Using the teachings of the present invention, a web user can add external URLs into a non-web enabled menu system 102 (i.e. non Internet communication compatible system, e.g., the AS/400 system) so that a web-enabled menu system 110 can provide direct and easy access to external web resources (e.g., element 503 in FIG. 5). A user of the system 100 has the authority to make such a change, so that the user can use either the non-web enabled menu system 102 or the web-enabled menu system 110. The system 100 permits a non-web enabled menu system 102 to include external hyper-link capability as available via browser-based applications.

The system 100 allows users to create a single menu driver configuration that functions in both a terminal environment and a browser environment. The menu system. provides additional functionality for web links that are not available from a terminal based environment. The system 100 advantageously allows host based applications to preserve common security, individual personalization, and patient context sharing while extending the functionality in web environment. Web-based hyper-links are added in a host application itself and are processed using the security and individual personalization of the host applications. Since web-based hyper-links are embedded in a host application, host application information may also be communicated in HTTP requests (e.g., in URL data fields) provided in these web-based hyper-links.

Web-based hyper-links are defined through a host application. Security functions in the host application control connecting to the web-based hyper-links and passing along patient context information. The security and personalization features in the host application are preserved in the web-based hyper-links. For example, the web-based hyper-links are password protected using password protection capability of a host application. Further, individual users are able customize the web-based hyper-links through host applications. Records identifying individual user system activity are kept on the host based applications and include logging information identifying access to an individual web page directly linked from a host application.

Host applications have the capability of logging (recording and maintaining an auditable trail) of user activity. Web-based hyper-links are embedded in the host application and linking activity is logged within the host application. The initial host link is considered another program invocation by the menu system and is logged (recorded) along with the other program invocations. Host-based applications (based on terminals such as IBM compatible 3270 and 5250 terminals, for example) are limited to presenting content from the host-based applications. These host applications may be “screen scraped” or “translated” to web pages. Although this conversion/translation effort is effective at providing a web based front end, limitations in the underlying host-based applications prevent additional functionality, such as URL linking from host applications in a web environment. However, the system 100 allows host-based applications to preserve common security, individual personalization, and patient context sharing while extending the functionality in the web environment.

The system 100 extends a host application security and individual personalization capability to added web functionality when used in a web environment. The system allows a host-based user to add URL links to host applications and use these links in a web environment while retaining existing security and individualized personalization of host applications. Since these URL links are defined through the host application, security control may be placed on connecting to the linked URLs and passing along patient context information.

Records of individual user system activity, which are typically kept on the host-based applications, now combines logging information to the web page directly linked from the host-based system. Combining the host-based logs with proxy-based logging may also provide full individual user log information for both host-based and web-based activities. The combination of host-based and web-based log information assists health care providers in meeting auditing and security requirements, required by the Health Insurance Portability and Accountability Act (“HIPAA”), for example.
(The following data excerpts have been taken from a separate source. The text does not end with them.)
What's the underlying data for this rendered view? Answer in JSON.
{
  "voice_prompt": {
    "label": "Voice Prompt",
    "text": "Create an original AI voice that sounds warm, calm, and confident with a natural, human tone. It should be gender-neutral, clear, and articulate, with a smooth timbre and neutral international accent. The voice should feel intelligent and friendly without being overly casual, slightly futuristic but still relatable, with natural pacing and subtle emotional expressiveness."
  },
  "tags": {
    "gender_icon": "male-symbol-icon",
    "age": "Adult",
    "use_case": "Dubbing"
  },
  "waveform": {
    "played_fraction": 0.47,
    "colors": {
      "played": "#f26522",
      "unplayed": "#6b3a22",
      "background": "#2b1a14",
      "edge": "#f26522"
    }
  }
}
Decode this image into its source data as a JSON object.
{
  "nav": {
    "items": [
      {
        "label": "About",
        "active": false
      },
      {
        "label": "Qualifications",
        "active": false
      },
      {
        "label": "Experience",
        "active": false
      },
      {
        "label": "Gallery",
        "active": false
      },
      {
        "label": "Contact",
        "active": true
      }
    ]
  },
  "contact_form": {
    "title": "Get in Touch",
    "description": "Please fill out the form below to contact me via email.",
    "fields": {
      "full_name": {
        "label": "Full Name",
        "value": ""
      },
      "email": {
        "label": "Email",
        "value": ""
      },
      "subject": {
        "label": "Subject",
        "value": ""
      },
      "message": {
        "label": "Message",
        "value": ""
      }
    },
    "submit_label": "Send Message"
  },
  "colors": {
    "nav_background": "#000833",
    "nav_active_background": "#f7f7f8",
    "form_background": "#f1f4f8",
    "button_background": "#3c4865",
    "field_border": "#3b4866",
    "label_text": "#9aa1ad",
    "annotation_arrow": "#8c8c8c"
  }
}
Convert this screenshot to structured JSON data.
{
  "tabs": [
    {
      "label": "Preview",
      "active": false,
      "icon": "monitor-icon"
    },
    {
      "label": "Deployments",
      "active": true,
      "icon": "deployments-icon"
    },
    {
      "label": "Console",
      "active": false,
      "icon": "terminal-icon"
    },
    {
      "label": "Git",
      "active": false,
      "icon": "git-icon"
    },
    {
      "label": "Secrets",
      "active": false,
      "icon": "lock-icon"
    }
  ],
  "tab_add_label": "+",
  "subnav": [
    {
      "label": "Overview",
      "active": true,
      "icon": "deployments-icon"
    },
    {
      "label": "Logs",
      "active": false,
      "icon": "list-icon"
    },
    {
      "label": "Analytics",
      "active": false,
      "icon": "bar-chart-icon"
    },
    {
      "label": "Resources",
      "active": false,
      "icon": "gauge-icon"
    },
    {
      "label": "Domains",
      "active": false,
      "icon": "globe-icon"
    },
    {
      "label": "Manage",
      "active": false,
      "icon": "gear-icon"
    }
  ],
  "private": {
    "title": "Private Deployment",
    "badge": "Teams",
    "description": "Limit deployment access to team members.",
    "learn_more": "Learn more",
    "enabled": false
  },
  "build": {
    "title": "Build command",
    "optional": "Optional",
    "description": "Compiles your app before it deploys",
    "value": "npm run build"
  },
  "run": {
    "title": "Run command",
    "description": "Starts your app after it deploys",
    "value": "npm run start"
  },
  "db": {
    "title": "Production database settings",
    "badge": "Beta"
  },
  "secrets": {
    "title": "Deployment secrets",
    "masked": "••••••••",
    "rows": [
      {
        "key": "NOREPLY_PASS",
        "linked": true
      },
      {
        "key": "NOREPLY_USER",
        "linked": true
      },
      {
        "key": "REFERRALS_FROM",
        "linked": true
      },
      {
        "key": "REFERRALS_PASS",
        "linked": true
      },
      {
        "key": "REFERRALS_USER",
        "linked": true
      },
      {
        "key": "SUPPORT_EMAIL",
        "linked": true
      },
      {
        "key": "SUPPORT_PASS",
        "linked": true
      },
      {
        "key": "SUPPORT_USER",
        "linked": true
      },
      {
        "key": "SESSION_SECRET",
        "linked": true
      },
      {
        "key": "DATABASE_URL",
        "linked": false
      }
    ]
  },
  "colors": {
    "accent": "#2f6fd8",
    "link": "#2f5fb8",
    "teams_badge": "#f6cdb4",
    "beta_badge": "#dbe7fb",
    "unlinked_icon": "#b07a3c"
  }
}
The system 100 advantageously links host-translated web pages with native web based application while retaining security, personalization, and a direct link to the same patient selected (e.g., context sharing) in the host-based system.

FIG. 2 illustrates a general communication method 200 for the communication system 100, as shown in FIG. 1. Generally, the method 200 permits a menu system of a non-web enabled application (e.g., IBM AS/400 compatible system) to be modified to allow a URL link from a menu item to provide direct access (e.g., hyper-linked) to other web resources. The method 200 supports different actions to be performed based on the kind of user interface desired. For example, if a program is invoked using a PC with a web browser (i.e., a web enabled application 110), then the web browser supports URL links to link the user to the URL content. However, if the same program is invoked using a terminal (i.e., non-web enabled application 102), then the URL reference is simply displayed in character form on the terminal, without hyper-linking capability.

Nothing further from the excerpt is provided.